Armand Boua © Lis 10 Gallery (1)

Art & Design Fair, dédiée aux scènes artistiques d’Afrique, de ses diasporas et Afro-descendantes – directrice Victoria Mann, directrice artistique Armelle Dakouo, commissaire d’exposition et écrivaine Allison Glenn – du 20 au 22 octobre 2023, au Carreau du Temple.

C’est un rendez-vous annuel incontournable où se rencontrent artistes et galeries internationales. L’édition 2023 a accueilli cette année 120 artistes de 36 nationalités différentes et 37 galeries venant de tous les points du monde. Le thème principal touchait à la pratique curatoriale. Plusieurs invitations ont été lancées à des commissaires et à des artistes pour des projets, installations et contributions écrites qui questionnent cette pratique, et plusieurs tables rondes se sont tenues sur le sujet, dans l’auditorium du Carreau du Temple. Le livre d’art qui depuis trois ans accompagne chaque édition, Others Shall Come/D’autres viendront – signé des trois co-auteures Armelle Dakouo, Allison Glenn et Jeanne Mercier – traite aussi de cette question.

© Prisca Munkeni, Kub’Art Gallery (2)

Si un certain nombre de galeries sont de fidèles adeptes de AKAA et reviennent y présenter leurs artistes, un tiers de nouvelles galeries ont rejoint cette édition qui témoigne de la création et de l’inventivité à nulle autre pareil des artistes d’Afrique, et de la vitalité artistique africaine. Ainsi So Art Gallery et MCC Gallery, du Maroc ; Yosr Ben Ammar, de Tunisie ; Kub’Art Gallery, de la République Démocratique du Congo ; Afronova, d’Afrique du Sud ; Oda’Art Gallery, du Nigeria et d’autres du continent, ainsi que des galeries de Genève, Milan, Los Angelès, Paris. AKAA est une ruche où se côtoient expérimentation et pensée artistique transmettant l’image positive et l’énergie des ailleurs, son format, dans ce lieu du Carreau du Temple, sans grandiloquence mais chaleureux, permet la rencontre.

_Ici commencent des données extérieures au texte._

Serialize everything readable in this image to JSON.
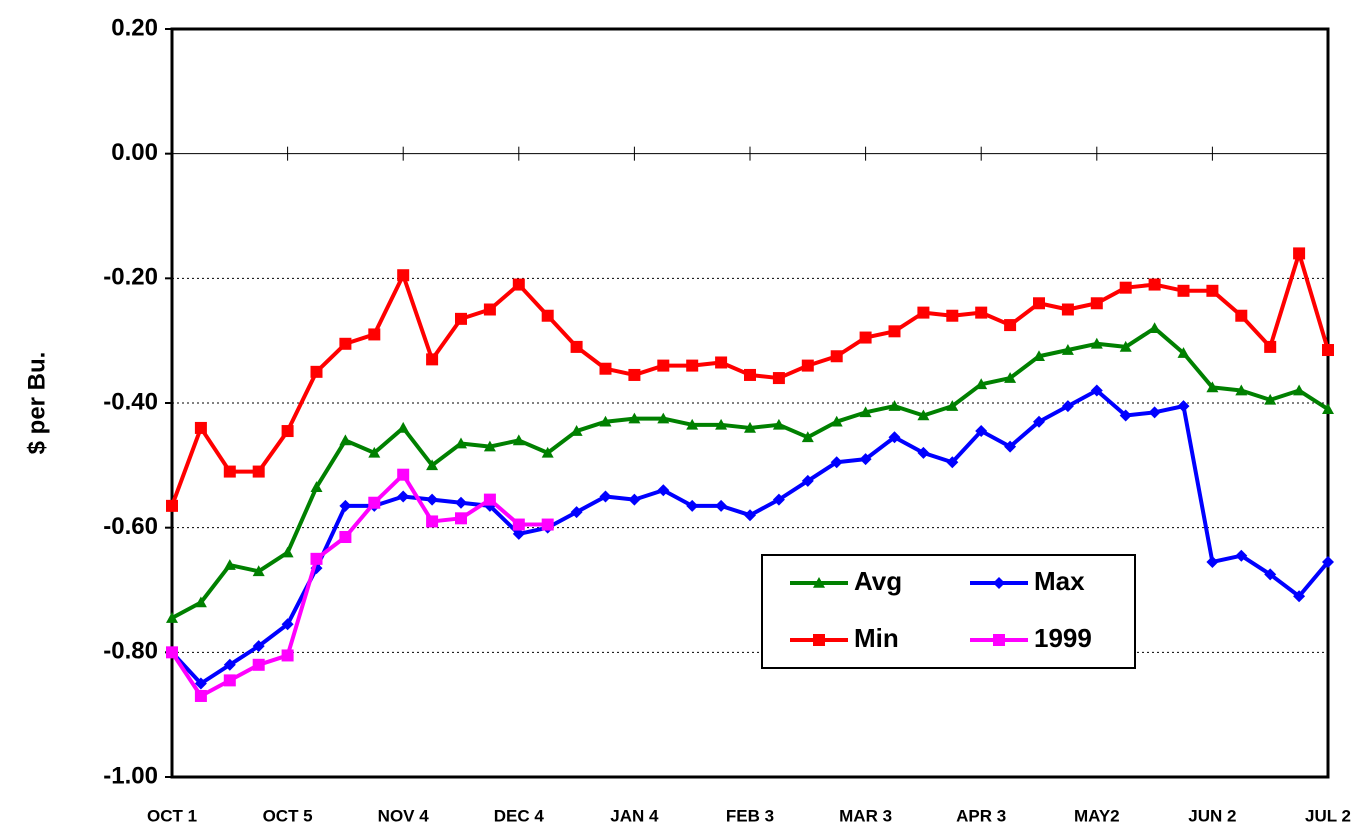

Nous ne présenterons ici que quelques-unes des galeries invitées et des artistes qu’elles accompagnent, dans une vision très partielle de la Foire. Toutes mériteraient qu’on s’y arrête. Ainsi la Kub’Art Gallery de Kinshasa en République Démoratique du Congo, plateforme des arts visuels créée en 2011 par Yann Kwete qui met en lumière trois artistes : Eddie Budiongo, Rachel Malaika et Prisca Munkeni Monnier, dite Furie. Sous le titre End of transmission, elle parle du genre et des identités post-coloniale, se situe au carrefour du récit historique et de la réécriture du passé par la composition et l’invention d’un nouveau récit, et d’une mise en abyme et en images de la société d’aujourd’hui. La LIS10 Gallery, née en 2019 de la rencontre entre Alberto Chiavacci, collectionneur passionné par l’art contemporain africain et Nicola Furini, galeriste expérimenté dans l’art moderne et contemporain qui, malgré la pandémie traversée juste après la création de la galerie, se sont investis dans la recherche et la rencontre avec les artistes africains. Ils ont notamment exposé deux artistes ivoiriens dans leur nouveau lieu d’Arezzo, en Toscane – Aboudia et Yéanzi – ce dernier est également présenté dans cette édition AKAA, il modifie et renouvelle le portrait en utilisant l’art du feu par le plastique qu’il fait fondre et représente, sans peinture, les personnes qui l’entourent au quotidien. Né à Abidjan, Armand Boua est le second artiste que présente la galerie, un peintre connu pour sa technique de peinture sur carton avec de l’acrylique et du goudron, puis le grattage de la peinture qui crée des espaces négatifs.

T. Ankomah © Gallery Brulhart (3)

Autres galeries, la Karim Francis contemporary Art Gallery met en valeur, en Égypte, depuis 1995, les artistes égyptiens contemporains tous médiums confondus, et notamment peintres et sculpteurs. Il découvre, encourage, soutient, présente et accompagne leur travail au niveau national, régional et international, à partir de sa galerie située au centre du Caire. Il comble ainsi le vide de la scène artistique contemporaine égyptienne. L’œuvre de Mustafa El Husseiny qu’il présente est intitulée Memory Flow. L’artiste travaille sur sa propre mémoire, qu’il cartographie et reconstitue comme un puzzle, en produisant des cartes virtuelles qui renvoient aux lieux où se sont produits les souvenirs évoqués. Sa production, technique mixte sur carton, est assez mystérieuse, il faut y chercher le portrait caché. La Gallery genevoise Brulhart promeut l’art contemporain des femmes d’origine africaine et jette des ponts entre différentes cultures. Elle présente l’œuvre de l’artiste ougandaise pluridisciplinaire Sheila Nakitende qui s’est essayée à la peinture avant d’explorer l’installation et la performance, et celle de la Ghanéenne Theresah Ankomah. Dans un tableau très épuré fait d’un textile peint sur lequel repose une feuille de palmier tressée et teintée qui a pour titre Akwantukɛsaɛ, elle évoque notre voyage sur terre et parle du pouvoir des femmes, au service de la famille et de la communauté.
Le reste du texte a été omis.